JR, Giants, Brandenburg Gate, September 27, 2018, 6:57, Iris Hesse, Ullstein Bild, Roger-Viollet, Berlin, Germany, 2018. Colour photograph, mat plexiglass, aluminum, wood. 100 × 160 cm. © JR-ART.NET. Courtesy the artist and Perrotin.
January 17–March 9, 2019
1F, 5 Palpan-Gil, Jongno-Gu
Perrotin Seoul is pleased to present the first solo exhibition in South Korea by the artist JR (b. 1983). An autodidact, JR’s reputation has grown over the past fifteen years thanks to his monumental photographic collages which have filled urban and natural landscapes around the world. Through his work, the artist has turned the spotlight on places which we customarily ignore, paying attention to everyday people, those who live in the shadows, the ones we never hear or notice. The exhibition presented in Seoul brings together eleven works that bear witness to the artist’s latest site-specific work.
A large number of the works on display—photographic prints that permanently record these ephemeral installations or works in progress, lift a veil on the artist’s creative process—recall the installation presented by JR at the Louvre Museum in Paris in May 2016. In response to an invitation by the Louvre, whose doors have been open from the very beginning to contemporary artists, JR had the ambitious idea of making the famous glass pyramid temporarily disappear. Designed in 1988 as the museum’s main entrance by the renown architect I. M. Pei, the glass pyramid was a controversial work when it was first erected but today, 30 years later, it has become a key symbol of the museum and one of the most famous landmarks of the Parisian architectural cityscape. The pyramid was covered on its main side with large tarps that reproduced a trompe l’oeil image in black and white of the façade of the Clock Pavilion, designed by architect Jacques Lemercier, the immediate structure visible behind the pyramid. Standing at a precise spot aligned with the entrance, visitors could witness the entire pyramid disappear, its silhouette being the only memory preserved. Through this surprising anamorphosis that played on the apparently irreconcilable contradiction between erasure and revelation, JR made it possible to see the Palais du Louvre as it once was, all the while he invited visitors to cast a new gaze on the pyramid. The installation at the Louvre led the artist to develop a thought provoking observation on the heritage and the architectural history of a site, whereas most of his work places men and women at the heart of his concerns in order to give them back a voice that has often been taken away from them (Portrait of a Generation, 2004–06; Women Are Heroes, 2008–14; The Wrinkles of the Cities since 2008; Inside Out Project since 2011).

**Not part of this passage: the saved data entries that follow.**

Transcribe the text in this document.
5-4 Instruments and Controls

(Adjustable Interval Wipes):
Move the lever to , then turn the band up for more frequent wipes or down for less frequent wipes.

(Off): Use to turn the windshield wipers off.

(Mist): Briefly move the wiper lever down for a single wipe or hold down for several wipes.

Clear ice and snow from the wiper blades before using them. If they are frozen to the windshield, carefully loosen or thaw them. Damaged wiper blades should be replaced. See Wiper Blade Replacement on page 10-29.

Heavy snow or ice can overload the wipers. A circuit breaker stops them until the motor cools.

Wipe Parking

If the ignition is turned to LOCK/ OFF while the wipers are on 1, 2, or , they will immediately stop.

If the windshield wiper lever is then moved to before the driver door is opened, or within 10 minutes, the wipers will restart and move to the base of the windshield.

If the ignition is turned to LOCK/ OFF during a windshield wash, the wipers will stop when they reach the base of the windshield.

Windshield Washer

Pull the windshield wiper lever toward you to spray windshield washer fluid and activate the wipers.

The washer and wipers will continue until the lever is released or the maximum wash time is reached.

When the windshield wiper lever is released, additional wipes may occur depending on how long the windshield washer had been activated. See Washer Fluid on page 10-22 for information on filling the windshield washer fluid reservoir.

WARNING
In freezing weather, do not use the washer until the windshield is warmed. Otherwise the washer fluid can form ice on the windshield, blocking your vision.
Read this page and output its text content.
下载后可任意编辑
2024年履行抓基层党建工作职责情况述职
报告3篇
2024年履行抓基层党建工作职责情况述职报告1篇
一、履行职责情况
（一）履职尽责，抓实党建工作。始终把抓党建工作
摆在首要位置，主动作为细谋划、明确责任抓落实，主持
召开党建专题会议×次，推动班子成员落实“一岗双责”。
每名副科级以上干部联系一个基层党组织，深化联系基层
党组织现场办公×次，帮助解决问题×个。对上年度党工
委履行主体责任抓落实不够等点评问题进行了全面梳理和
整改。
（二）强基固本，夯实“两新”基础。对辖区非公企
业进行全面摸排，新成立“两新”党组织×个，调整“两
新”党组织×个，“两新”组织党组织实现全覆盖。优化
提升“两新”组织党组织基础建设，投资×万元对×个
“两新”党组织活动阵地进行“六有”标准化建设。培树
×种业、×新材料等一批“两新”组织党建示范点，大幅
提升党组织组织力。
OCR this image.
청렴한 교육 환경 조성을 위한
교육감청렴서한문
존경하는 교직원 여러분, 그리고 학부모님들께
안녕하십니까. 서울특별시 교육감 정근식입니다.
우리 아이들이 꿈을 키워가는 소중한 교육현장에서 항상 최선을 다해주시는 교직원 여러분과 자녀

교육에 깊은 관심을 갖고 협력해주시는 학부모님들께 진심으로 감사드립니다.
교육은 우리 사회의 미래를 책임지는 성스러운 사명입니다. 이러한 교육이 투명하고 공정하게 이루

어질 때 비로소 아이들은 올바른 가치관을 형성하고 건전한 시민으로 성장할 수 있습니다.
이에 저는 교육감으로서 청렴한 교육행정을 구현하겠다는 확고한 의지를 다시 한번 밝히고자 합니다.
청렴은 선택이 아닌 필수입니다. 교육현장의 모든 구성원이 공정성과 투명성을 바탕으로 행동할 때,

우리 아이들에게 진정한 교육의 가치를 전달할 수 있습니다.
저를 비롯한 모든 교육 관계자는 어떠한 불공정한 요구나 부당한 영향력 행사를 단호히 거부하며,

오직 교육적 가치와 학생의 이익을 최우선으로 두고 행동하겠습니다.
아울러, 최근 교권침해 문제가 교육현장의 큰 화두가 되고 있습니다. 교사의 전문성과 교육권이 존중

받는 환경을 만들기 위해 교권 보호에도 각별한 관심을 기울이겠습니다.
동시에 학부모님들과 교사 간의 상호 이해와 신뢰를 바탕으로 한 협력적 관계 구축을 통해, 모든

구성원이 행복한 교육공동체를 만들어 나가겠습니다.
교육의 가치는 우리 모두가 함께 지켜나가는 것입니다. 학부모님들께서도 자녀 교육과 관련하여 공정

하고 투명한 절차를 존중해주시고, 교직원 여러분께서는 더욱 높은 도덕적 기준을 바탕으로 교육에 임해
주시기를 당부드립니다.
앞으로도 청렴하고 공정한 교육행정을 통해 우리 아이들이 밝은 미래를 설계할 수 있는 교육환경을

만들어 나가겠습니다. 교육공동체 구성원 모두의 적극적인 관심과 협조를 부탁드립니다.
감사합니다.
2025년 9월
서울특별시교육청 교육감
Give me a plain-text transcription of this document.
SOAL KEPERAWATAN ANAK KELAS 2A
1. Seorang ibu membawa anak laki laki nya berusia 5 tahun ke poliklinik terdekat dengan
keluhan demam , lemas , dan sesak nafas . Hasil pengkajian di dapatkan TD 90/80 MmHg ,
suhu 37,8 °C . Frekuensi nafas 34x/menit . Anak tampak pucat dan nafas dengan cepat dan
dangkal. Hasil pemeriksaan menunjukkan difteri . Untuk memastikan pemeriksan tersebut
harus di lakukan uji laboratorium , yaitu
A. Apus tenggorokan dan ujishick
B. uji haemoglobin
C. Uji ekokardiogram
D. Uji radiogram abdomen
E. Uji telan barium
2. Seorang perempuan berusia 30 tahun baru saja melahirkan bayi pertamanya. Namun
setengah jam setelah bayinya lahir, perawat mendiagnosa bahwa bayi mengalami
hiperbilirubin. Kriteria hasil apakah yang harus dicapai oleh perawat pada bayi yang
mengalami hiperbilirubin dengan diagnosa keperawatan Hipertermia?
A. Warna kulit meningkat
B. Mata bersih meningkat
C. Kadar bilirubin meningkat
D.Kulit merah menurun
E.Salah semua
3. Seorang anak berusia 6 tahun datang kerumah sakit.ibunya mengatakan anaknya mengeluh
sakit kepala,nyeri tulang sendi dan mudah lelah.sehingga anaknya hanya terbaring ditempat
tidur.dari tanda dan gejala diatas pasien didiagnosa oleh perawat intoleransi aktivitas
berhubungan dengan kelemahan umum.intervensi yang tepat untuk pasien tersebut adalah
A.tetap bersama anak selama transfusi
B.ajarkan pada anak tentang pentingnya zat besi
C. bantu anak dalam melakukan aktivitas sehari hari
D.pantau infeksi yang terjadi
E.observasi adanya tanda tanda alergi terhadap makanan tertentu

JR made use of another historic monument and architectural symbol for the vast installation he unveiled on October 3, 2018 at the Brandenburg Gate in Berlin, on the occasion of the national German holiday celebrating the country’s reunification. The artist adapted an archival photograph, taken by photographer Iris Hesse on November 10, 1989 when the Berlin Wall came down, pasting it onto a huge scaffolding structure, creating a gigantic photomontage measuring almost 80 feet tall. In the installation, three border guards filling the entire height of the arches powerless watch the top of the Gate on which a crowd has gathered, a crowd that is anonymous but that already belongs to History, having come to celebrate the fall of the Wall of shame and their new-found freedom. The Berlin installation is a direct echo of the Kikito project (2017), erected on the U.S.-Mexico border where the giant image of a child mischievously challenged US border patrol officers across the metallic barrier separating the two countries.
In April 2019, JR will unveil a huge digital wall fresco at the San Francisco Museum of Modern Art titled The Chronicles of San Francisco. His work will also be the subject of a large-scale exhibition at the Brooklyn Museum in New York in the autumn of 2019.